In difesa della libertà di espressione: si conclude dopo 10 anni l’odissea del giornalista e attivista

È dal 2014 che il PEN Internazionale si occupa di Cesario Padilla Figueroa, grazie all’attività del Centro PEN Honduras e al sistema di mobilitazione e denuncia del Comitato Scrittori in Prigione. Dalla sua fondazione nel 1960, il PEN (attraverso lettere di denuncia inviate ai governi dei paesi dove si verificano azioni di persecuzione e repressione della libertà d’espressione) lavora per scrittori e giornalisti imprigionati o perseguitati a causa delle loro opinioni o dei loro scritti, compresi quelli attaccati per la loro attività politica o professionale, purché non usino o affermino la violenza e l’odio razziale. Col tempo si è arrivati a costituire un elenco annuale degli attacchi, delle detenzioni, delle vessazioni, fino alla ricerca e verifica dei casi di tortura o delle uccisioni in tutto il mondo. L’analisi di questa case-list permette di comprendere anche l’evoluzione dei paesi e dei loro governi rispetto alla libertà d’espressione. È un’azione di difesa delle persone e delle cause che i 150 Centri PEN sparsi nel mondo riescono a portare avanti per aiutare i prigionieri e le loro famiglie con incoraggiamento e speranza, sostenendo il rispetto delle leggi internazionali e le raccomandazioni relative ai diritti umani.

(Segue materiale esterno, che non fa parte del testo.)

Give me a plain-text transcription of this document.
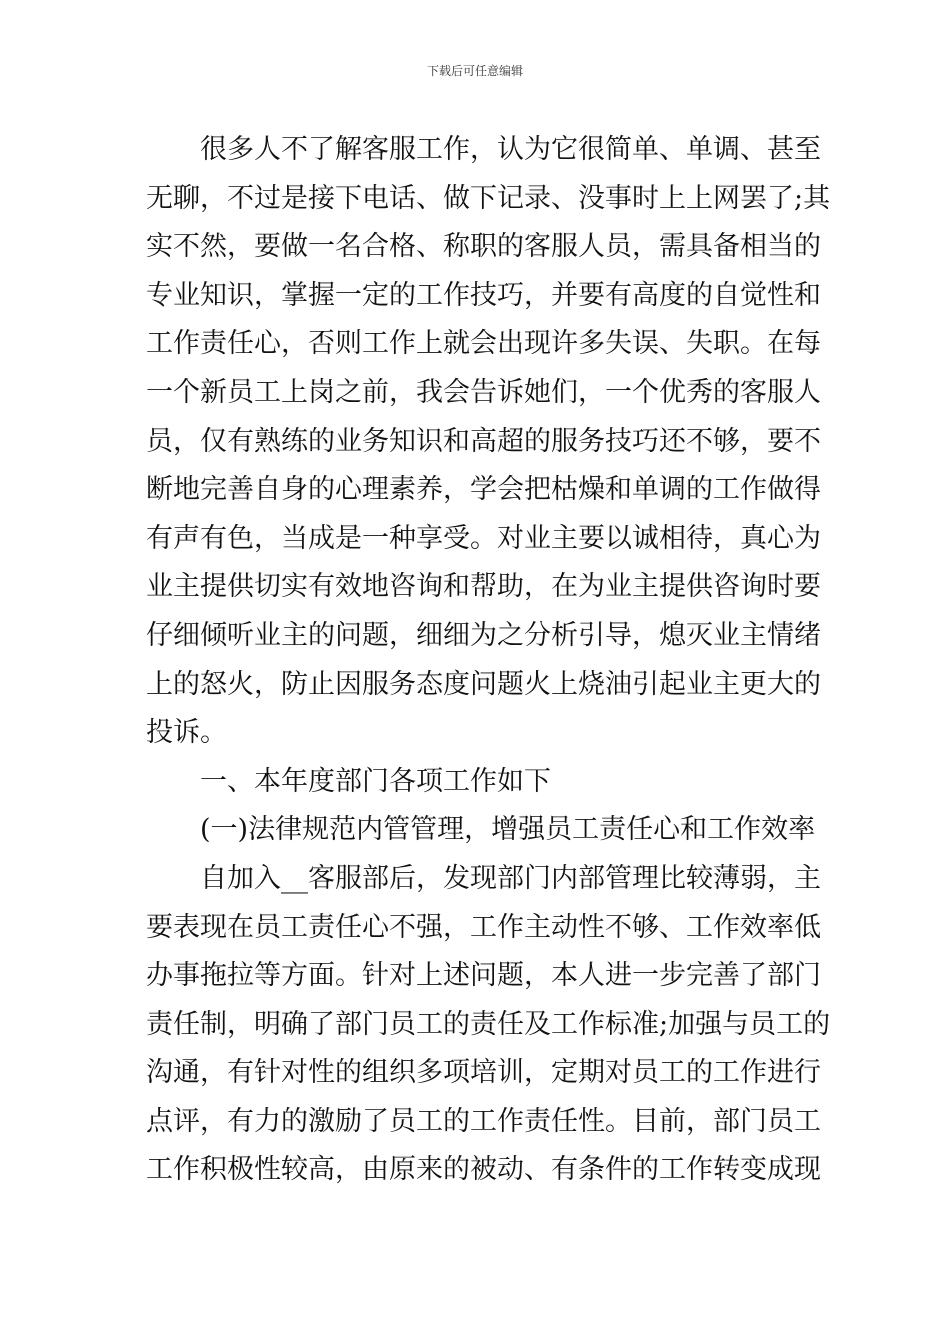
下载后可任意编辑
很多人不了解客服工作，认为它很简单、单调、甚至
无聊，不过是接下电话、做下记录、没事时上上网罢了;其
实不然，要做一名合格、称职的客服人员，需具备相当的
专业知识，掌握一定的工作技巧，并要有高度的自觉性和
工作责任心，否则工作上就会出现许多失误、失职。在每
一个新员工上岗之前，我会告诉她们，一个优秀的客服人
员，仅有熟练的业务知识和高超的服务技巧还不够，要不
断地完善自身的心理素养，学会把枯燥和单调的工作做得
有声有色，当成是一种享受。对业主要以诚相待，真心为
业主提供切实有效地咨询和帮助，在为业主提供咨询时要
仔细倾听业主的问题，细细为之分析引导，熄灭业主情绪
上的怒火，防止因服务态度问题火上烧油引起业主更大的
投诉。
一、本年度部门各项工作如下
(一)法律规范内管管理，增强员工责任心和工作效率
自加入__客服部后，发现部门内部管理比较薄弱，主
要表现在员工责任心不强，工作主动性不够、工作效率低
办事拖拉等方面。针对上述问题，本人进一步完善了部门
责任制，明确了部门员工的责任及工作标准;加强与员工的
沟通，有针对性的组织多项培训，定期对员工的工作进行
点评，有力的激励了员工的工作责任性。目前，部门员工
工作积极性较高，由原来的被动、有条件的工作转变成现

Si verificano circa 120 casi di abuso all’anno (specialmente in Eritrea, Cina, Bielorussia e Cuba), un dato in crescita rispetto all’anno precedente anche a causa delle guerre: si contano attualmente 26 imprigionati, 23 detenuti, 22 minacciati e 14 ancora a processo. È aumentato il numero delle uccisioni e si registrano solo quattro rilasciati: le modalità principali sono la repressione digitale, la censura, la chiusura di internet, delitti di lesa maestà, diffamazione criminale, discriminazioni delle minoranze, limitazione degli spazi civici in nome della sicurezza.

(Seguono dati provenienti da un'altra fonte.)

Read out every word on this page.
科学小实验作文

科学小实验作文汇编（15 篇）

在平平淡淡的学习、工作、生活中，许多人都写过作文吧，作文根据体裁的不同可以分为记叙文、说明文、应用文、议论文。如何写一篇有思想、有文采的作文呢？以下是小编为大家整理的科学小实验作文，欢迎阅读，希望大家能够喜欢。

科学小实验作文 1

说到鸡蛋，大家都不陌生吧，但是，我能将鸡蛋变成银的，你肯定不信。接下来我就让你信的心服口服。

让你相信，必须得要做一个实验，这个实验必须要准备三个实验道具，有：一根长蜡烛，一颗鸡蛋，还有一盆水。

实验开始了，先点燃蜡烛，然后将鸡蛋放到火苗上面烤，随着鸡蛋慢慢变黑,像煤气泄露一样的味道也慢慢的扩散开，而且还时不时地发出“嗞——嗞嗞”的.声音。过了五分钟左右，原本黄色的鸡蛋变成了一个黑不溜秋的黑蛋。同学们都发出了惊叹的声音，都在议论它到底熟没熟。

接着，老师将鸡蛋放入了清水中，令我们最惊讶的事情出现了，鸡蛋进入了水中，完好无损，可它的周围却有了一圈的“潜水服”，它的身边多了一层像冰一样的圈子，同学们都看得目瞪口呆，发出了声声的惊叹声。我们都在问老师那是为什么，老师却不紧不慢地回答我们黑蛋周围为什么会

Cesario Padilla Figueroa, insieme ai colleghi Sergio Ulloa e Moises Caceres, è stato rilasciato dalla Corte d’Appello dell’Honduras: celebriamo l’archiviazione degli addebiti, confermando la loro innocenza dopo un calvario di dieci anni di accuse per “occupazione illegale di proprietà pubblica” e altrettanti anni di restrizioni dei loro diritti, per ritorsione. Giornalista, autore, editore, guida degli studenti universitari, il giovane ha trascorso tre anni in carcere ai lavori forzati, con sospensione dei diritti civili e condanna al pagamento dei danni all’Università dell’Honduras. Negli anni sono state condotte campagne d’informazione e di denuncia in suo favore anche quando, come ricercatore con borsa di studio dell’Unesco, non aveva ottenuto il permesso di recarsi in Messico per i suoi studi.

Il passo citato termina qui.